TITLE:
Financial Risk Analysis through Malicious URL Detection: Safeguarding Consumer Data in the Digital Economy
AUTHORS:
Soundararajan , Vaibhav Bhaskar, Adith Kadiyala
KEYWORDS:
Machine Learning, Malicious URL Detection, Financial Risk Modeling, Convolutional Neural Network (CNN), ResNet-18, VGG-19, Cybersecurity, Phishing Detection, Identity Theft Prevention, Fraud Detection, Overfitting, Digital Economy, Data Breach Prevention
JOURNAL NAME:
Open Journal of Business and Management,
Vol.13 No.6,
October
28,
2025
ABSTRACT: Using Machine Learning to detect malicious URLs can save millions of people’s data every year and protect them from cyber attackers.

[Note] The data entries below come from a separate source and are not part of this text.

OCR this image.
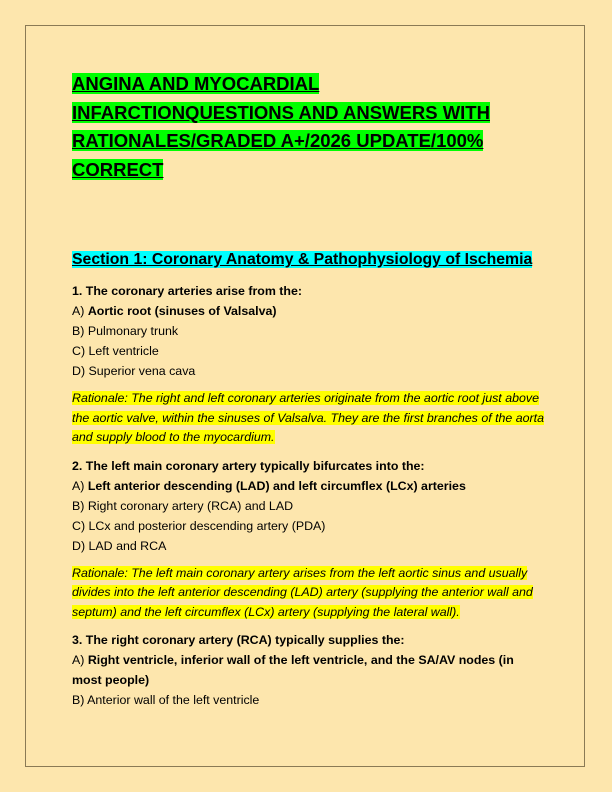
ANGINA AND MYOCARDIAL INFARCTIONQUESTIONS AND ANSWERS WITH RATIONALES/GRADED A+/2026 UPDATE/100% CORRECT
Section 1: Coronary Anatomy & Pathophysiology of Ischemia

1. The coronary arteries arise from the:

A) Aortic root (sinuses of Valsalva)

B) Pulmonary trunk

C) Left ventricle

D) Superior vena cava

Rationale: The right and left coronary arteries originate from the aortic root just above the aortic valve, within the sinuses of Valsalva. They are the first branches of the aorta and supply blood to the myocardium.

2. The left main coronary artery typically bifurcates into the:

A) Left anterior descending (LAD) and left circumflex (LCx) arteries

B) Right coronary artery (RCA) and LAD

C) LCx and posterior descending artery (PDA)

D) LAD and RCA

Rationale: The left main coronary artery arises from the left aortic sinus and usually divides into the left anterior descending (LAD) artery (supplying the anterior wall and septum) and the left circumflex (LCx) artery (supplying the lateral wall).

3. The right coronary artery (RCA) typically supplies the:

A) Right ventricle, inferior wall of the left ventricle, and the SA/AV nodes (in most people)

B) Anterior wall of the left ventricle
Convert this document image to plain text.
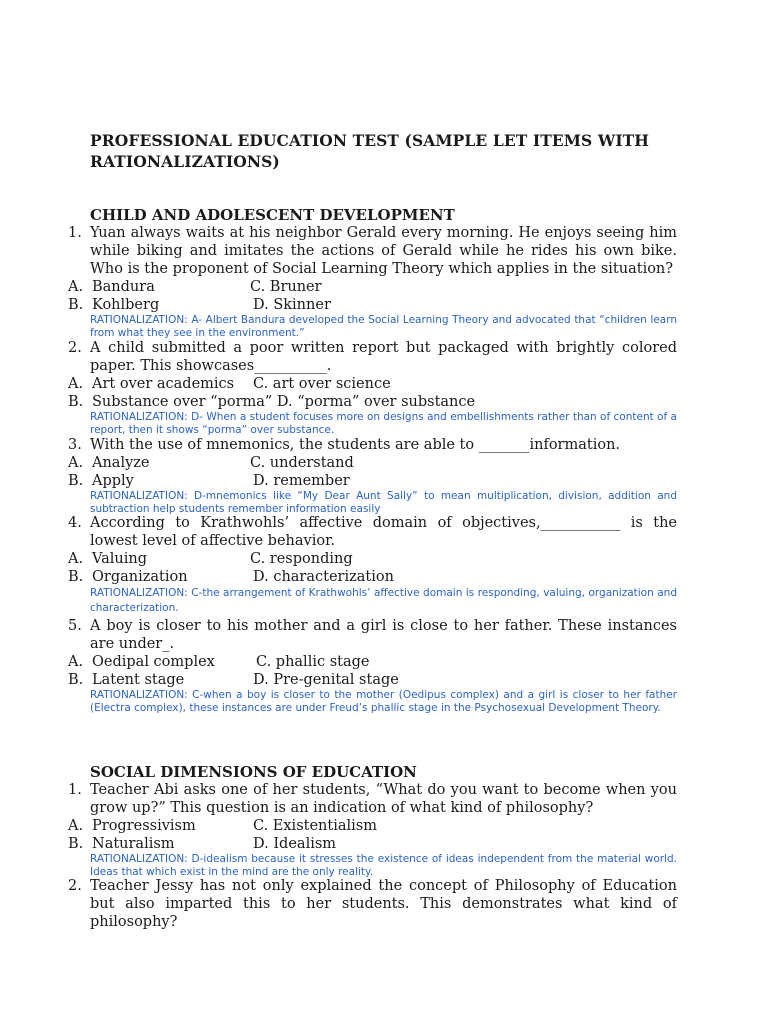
PROFESSIONAL EDUCATION TEST (SAMPLE LET ITEMS WITH RATIONALIZATIONS)
CHILD AND ADOLESCENT DEVELOPMENT
1. Yuan always waits at his neighbor Gerald every morning. He enjoys seeing him while biking and imitates the actions of Gerald while he rides his own bike. Who is the proponent of Social Learning Theory which applies in the situation?
A. Bandura	C. Bruner
B. Kohlberg	D. Skinner
RATIONALIZATION: A- Albert Bandura developed the Social Learning Theory and advocated that “children learn from what they see in the environment.”
2. A child submitted a poor written report but packaged with brightly colored paper. This showcases__________.
A. Art over academics C. art over science
B. Substance over “porma” D. “porma” over substance
RATIONALIZATION: D- When a student focuses more on designs and embellishments rather than of content of a report, then it shows “porma” over substance.
3. With the use of mnemonics, the students are able to _______information.
A. Analyze	C. understand
B. Apply	D. remember
RATIONALIZATION: D-mnemonics like “My Dear Aunt Sally” to mean multiplication, division, addition and subtraction help students remember information easily
4. According to Krathwohls’ affective domain of objectives,___________ is the lowest level of affective behavior.
A. Valuing	C. responding
B. Organization	D. characterization
RATIONALIZATION: C-the arrangement of Krathwohls’ affective domain is responding, valuing, organization and characterization.
5. A boy is closer to his mother and a girl is close to her father. These instances are under_.
A. Oedipal complex	C. phallic stage
B. Latent stage	D. Pre-genital stage
RATIONALIZATION: C-when a boy is closer to the mother (Oedipus complex) and a girl is closer to her father (Electra complex), these instances are under Freud’s phallic stage in the Psychosexual Development Theory.
SOCIAL DIMENSIONS OF EDUCATION
1. Teacher Abi asks one of her students, “What do you want to become when you grow up?” This question is an indication of what kind of philosophy?
A. Progressivism	C. Existentialism
B. Naturalism	D. Idealism
RATIONALIZATION: D-idealism because it stresses the existence of ideas independent from the material world. Ideas that which exist in the mind are the only reality.
2. Teacher Jessy has not only explained the concept of Philosophy of Education but also imparted this to her students. This demonstrates what kind of philosophy?
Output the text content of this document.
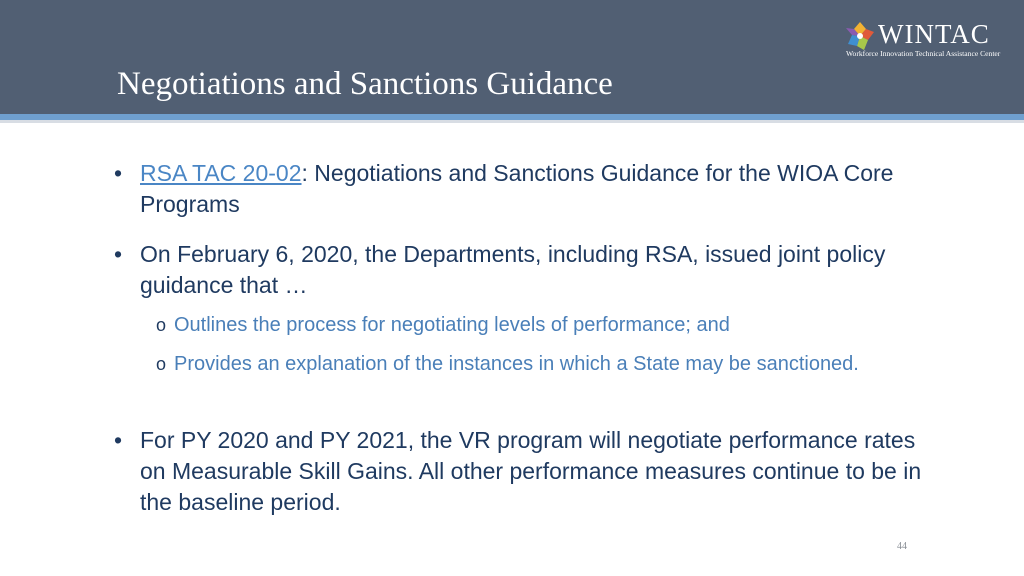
Negotiations and Sanctions Guidance
WINTAC
Workforce Innovation Technical Assistance Center
• RSA TAC 20-02: Negotiations and Sanctions Guidance for the WIOA Core Programs
• On February 6, 2020, the Departments, including RSA, issued joint policy guidance that …
o Outlines the process for negotiating levels of performance; and
o Provides an explanation of the instances in which a State may be sanctioned.
• For PY 2020 and PY 2021, the VR program will negotiate performance rates on Measurable Skill Gains. All other performance measures continue to be in the baseline period.
44
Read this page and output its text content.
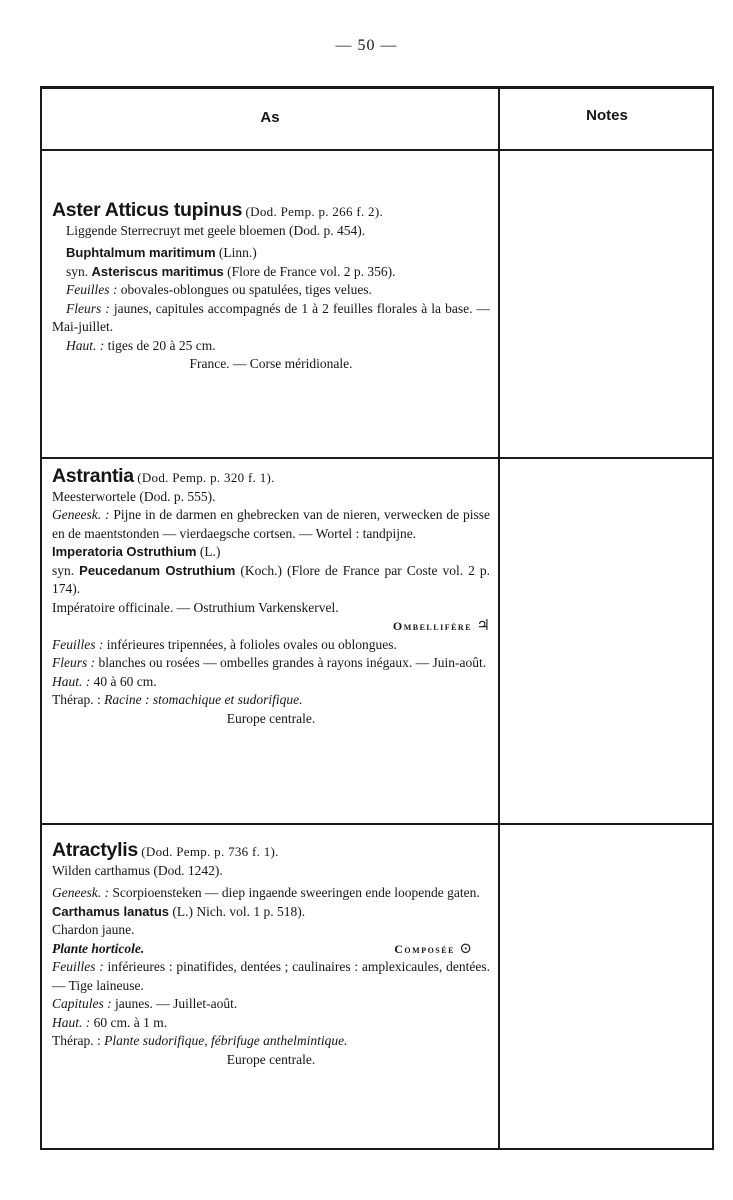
— 50 —
As	Notes

Aster Atticus tupinus (Dod. Pemp. p. 266 f. 2).

Liggende Sterrecruyt met geele bloemen (Dod. p. 454).

Buphtalmum maritimum (Linn.)

syn. Asteriscus maritimus (Flore de France vol. 2 p. 356).

Feuilles : obovales-oblongues ou spatulées, tiges velues.

Fleurs : jaunes, capitules accompagnés de 1 à 2 feuilles florales à la base. — Mai-juillet.

Haut. : tiges de 20 à 25 cm.

France. — Corse méridionale.

Astrantia (Dod. Pemp. p. 320 f. 1).

Meesterwortele (Dod. p. 555).

Geneesk. : Pijne in de darmen en ghebrecken van de nieren, verwecken de pisse en de maentstonden — vierdaegsche cortsen. — Wortel : tandpijne.

Imperatoria Ostruthium (L.)

syn. Peucedanum Ostruthium (Koch.) (Flore de France par Coste vol. 2 p. 174).

Impératoire officinale. — Ostruthium Varkenskervel.

Ombellifère ♃

Feuilles : inférieures tripennées, à folioles ovales ou oblongues.

Fleurs : blanches ou rosées — ombelles grandes à rayons inégaux. — Juin-août.

Haut. : 40 à 60 cm.

Thérap. : Racine : stomachique et sudorifique.

Europe centrale.

Atractylis (Dod. Pemp. p. 736 f. 1).

Wilden carthamus (Dod. 1242).

Geneesk. : Scorpioensteken — diep ingaende sweeringen ende loopende gaten.

Carthamus lanatus (L.) Nich. vol. 1 p. 518).

Chardon jaune.

Plante horticole.	Composée ⊙

Feuilles : inférieures : pinatifides, dentées ; caulinaires : amplexicaules, dentées. — Tige laineuse.

Capitules : jaunes. — Juillet-août.

Haut. : 60 cm. à 1 m.

Thérap. : Plante sudorifique, fébrifuge anthelmintique.

Europe centrale.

This carries major financial consequences, particularly in reducing cases of identity theft, fraudulent banking activity, and exposure of private financial data. By using a Machine Learning-backed model and specific Convolutional Neural Network (CNN) algorithms, we conducted a study that separates user-inputted URLs into distinct categories based on whether they are safe or not. These categories are malware, phishing, defacement, and benign. Categorization of these links enables users to stay safe before clicking on a link, reducing the likelihood of financial loss due to scams or compromised systems. The two specific Machine Learning models used were ResNet 18 and VGG 19. The ResNet 18 model produced a final accuracy of 73 percent, while the VGG 19 model only achieved an accuracy of 34 percent. As shown, ResNet-18 significantly outperformed VGG-19 and delivered strong results despite the data being classified into four distinct categories. Additionally, compared to industry standards for machine learning classification models, our ResNet 18 model performed very well. On the other hand, the VGG 19 model, despite being a highly regarded architecture in the field of computer and data science, did not perform well. Such poor accuracy can be explained by a mathematical phenomenon known as overfitting. However, the main takeaways from this experiment involve the general awareness of online data breaches and prevention strategies, highlighting the model’s potential for application in financial institutions. These models can be applied to real-time detection of suspicious activity, with ResNet-18 showing high accuracy compared to the relatively weaker performance of VGG-19.